Chrysopidae family includes some common predator species that occur in agroecosystems, and they play important role in regulating populations of phytophagous organisms. These species prey on eggs, neonate larvae, aphids, mealybugs, mites and other arthropods of small size and of easily penetrable tegument (Carvalho & Souza 2009). Propositions of using lacewings in integrated management programs include Alabama argillacea (Hubner, 1818) (Lepidoptera: Noctuidae); aphids Aphis gossypii (Glover, 1877), Schizaphis graminum (Rondani, 1852) and Rhodobium porosum (Sanderson, 1900) (Hemiptera: Aphididae); some citrus mealybugs Coccus sp (Hemiptera: Coccidea), Orthezia sp. (Hemiptera: Orthezidae) Pinnaspis sp. and Selenaspidus sp. (Hemiptera: Diaspididae); thrips Enneothrips flavens Moulton (Rodrigues et al. 2014) and Thrips tabaci Lind. (Thysanoptera: Thripidae) (Abbas et al. 2012); leafhopper Amarasca devastans Dist. (Hemiptera: Cicadellidae) (Abbas et al. 2012); and rubber tree lacebug Leptopharsa heveae Drake & Poor, 1935 (Hemiptera: Tingidae) (Carvalho & Souza 2009).
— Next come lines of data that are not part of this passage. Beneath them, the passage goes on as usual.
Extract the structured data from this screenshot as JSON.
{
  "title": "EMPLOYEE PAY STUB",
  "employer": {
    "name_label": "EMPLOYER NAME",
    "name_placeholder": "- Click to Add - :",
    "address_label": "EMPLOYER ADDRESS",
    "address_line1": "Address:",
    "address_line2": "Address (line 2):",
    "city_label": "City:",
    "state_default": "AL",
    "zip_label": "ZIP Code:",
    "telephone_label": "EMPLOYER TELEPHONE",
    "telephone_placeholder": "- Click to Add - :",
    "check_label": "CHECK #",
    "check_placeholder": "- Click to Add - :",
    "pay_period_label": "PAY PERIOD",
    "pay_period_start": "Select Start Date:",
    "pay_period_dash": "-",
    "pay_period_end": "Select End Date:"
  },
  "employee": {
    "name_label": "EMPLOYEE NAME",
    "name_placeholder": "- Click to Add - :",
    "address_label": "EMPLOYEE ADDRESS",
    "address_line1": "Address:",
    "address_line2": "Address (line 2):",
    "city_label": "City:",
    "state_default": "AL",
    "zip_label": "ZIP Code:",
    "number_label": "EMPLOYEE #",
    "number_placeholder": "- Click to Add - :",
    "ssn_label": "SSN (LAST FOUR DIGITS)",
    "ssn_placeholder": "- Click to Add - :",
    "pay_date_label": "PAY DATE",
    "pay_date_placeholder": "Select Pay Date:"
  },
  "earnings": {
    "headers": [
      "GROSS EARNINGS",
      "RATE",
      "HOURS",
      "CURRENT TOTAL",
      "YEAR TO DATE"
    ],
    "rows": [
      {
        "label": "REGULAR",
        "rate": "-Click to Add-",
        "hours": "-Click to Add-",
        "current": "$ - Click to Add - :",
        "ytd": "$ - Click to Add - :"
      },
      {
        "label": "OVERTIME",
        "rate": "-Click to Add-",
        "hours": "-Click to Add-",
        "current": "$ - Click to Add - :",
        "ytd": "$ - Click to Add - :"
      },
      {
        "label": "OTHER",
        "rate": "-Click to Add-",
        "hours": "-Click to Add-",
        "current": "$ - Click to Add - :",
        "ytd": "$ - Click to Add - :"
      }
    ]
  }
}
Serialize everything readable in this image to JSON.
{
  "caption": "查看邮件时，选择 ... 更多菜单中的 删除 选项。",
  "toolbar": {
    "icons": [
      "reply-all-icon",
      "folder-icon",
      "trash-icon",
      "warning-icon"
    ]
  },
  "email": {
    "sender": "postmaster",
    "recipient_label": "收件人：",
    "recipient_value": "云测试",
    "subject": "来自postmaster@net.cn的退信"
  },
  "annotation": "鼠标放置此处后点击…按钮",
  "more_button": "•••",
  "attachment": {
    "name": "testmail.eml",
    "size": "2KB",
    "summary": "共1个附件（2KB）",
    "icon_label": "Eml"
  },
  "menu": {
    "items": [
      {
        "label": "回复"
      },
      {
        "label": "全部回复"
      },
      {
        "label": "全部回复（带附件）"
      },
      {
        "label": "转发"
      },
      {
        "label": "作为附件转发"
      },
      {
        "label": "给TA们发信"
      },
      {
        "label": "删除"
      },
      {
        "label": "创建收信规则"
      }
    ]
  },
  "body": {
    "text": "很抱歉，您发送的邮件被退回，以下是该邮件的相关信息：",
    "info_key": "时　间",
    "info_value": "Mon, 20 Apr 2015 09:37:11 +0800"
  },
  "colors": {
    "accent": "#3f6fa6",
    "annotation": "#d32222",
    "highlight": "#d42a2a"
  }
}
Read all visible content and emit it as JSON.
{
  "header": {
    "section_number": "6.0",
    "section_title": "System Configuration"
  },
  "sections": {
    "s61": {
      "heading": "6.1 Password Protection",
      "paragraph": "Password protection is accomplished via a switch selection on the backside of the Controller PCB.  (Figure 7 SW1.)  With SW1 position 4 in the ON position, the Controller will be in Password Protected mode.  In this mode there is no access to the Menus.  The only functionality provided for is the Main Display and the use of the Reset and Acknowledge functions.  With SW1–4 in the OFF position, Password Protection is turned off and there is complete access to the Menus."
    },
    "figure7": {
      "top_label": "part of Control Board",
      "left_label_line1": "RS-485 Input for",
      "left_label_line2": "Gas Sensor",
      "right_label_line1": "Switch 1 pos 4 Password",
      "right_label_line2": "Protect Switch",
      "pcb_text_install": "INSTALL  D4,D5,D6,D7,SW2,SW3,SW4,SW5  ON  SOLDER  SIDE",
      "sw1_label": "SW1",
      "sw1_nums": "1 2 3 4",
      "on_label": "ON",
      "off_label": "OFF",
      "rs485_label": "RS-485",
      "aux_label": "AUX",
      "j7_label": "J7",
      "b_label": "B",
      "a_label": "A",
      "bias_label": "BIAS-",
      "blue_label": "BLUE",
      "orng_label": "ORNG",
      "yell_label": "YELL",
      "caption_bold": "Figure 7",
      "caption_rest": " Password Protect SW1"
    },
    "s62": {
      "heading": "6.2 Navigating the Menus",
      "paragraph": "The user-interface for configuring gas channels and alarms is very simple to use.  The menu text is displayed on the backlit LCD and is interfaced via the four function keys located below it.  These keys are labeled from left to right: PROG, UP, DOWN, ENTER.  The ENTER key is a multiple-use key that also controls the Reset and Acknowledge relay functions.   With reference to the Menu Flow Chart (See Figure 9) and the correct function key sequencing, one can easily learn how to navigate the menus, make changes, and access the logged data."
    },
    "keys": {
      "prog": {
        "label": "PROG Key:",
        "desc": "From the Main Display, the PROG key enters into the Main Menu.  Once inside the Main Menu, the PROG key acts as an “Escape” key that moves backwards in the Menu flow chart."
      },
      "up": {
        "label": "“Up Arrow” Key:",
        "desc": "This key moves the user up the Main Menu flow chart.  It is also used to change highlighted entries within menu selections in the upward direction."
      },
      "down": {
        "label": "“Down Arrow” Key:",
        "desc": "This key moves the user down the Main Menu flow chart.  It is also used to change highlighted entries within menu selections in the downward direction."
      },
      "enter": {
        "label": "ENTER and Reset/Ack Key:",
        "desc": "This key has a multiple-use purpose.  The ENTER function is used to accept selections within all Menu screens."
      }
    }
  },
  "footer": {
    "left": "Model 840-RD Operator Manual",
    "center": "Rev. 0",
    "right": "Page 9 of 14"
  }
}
Chrysoperla externa (Hagen, 1861) (Neuroptera: Chrysopidae) occurs in superior populations in wheat crop and has been reported feeding and developing on several aphid species (Fonseca et al. 2000; Costa et al. 2002; Macedo et al. 2010; Costa et al. 2012). However, studies on the biology of this predator feeding on wheat aphids preys were not found. These studies are important since some aphid species, such as the citrus pest Toxoptera citricidus (Kirk, 1907) (Hemiptera: Aphididae), do not provide satisfactory conditions for C. externa development, despite the abundance of the predator in citrus orchards (Godoy et al. 2004). In addition, although C. externa presents several traits that may allow its use in biological control (Albuquerque et al. 1994).

In integrated pest management (IPM) programs, aphid populations may have a positive effect in attracting and maintaining natural enemies in crops (Gravena 1992). Besides, these natural enemies may keep other pest populations below damage threshold. Rhopasolsiphum padi (L.) and Sitobion avenae (Fabricius) (Hemiptera: Aphididae) are ordinary abundant preys for C. externa in wheat fields. In the field, C. externa larvae were observed also predating green belly stink bug Dichelops melacanthus (Dallas, 1851) (Hemiptera: Pentatomidae) eggs (Pitwak J., personal observation). This seed sucker is reported as a soybean secondary pest. Due to the massive use of no tillage system, and to late cropping maize (autumn cropping) in Brazil, D. melacanthus becomes a primary pest of wheat and maize, damaging the seedlings of these crops. This species is favored by crop debris, which provide shelter and food (soybean grains not collected by the combine harvester). Although D. melacanthus does not develop feeding on wheat or maize plants, it does on tropical spiderwort (Commelina benghalensis) that occurs in these fields and contributes to the high occurrence of the pest (Silva et al. 2013).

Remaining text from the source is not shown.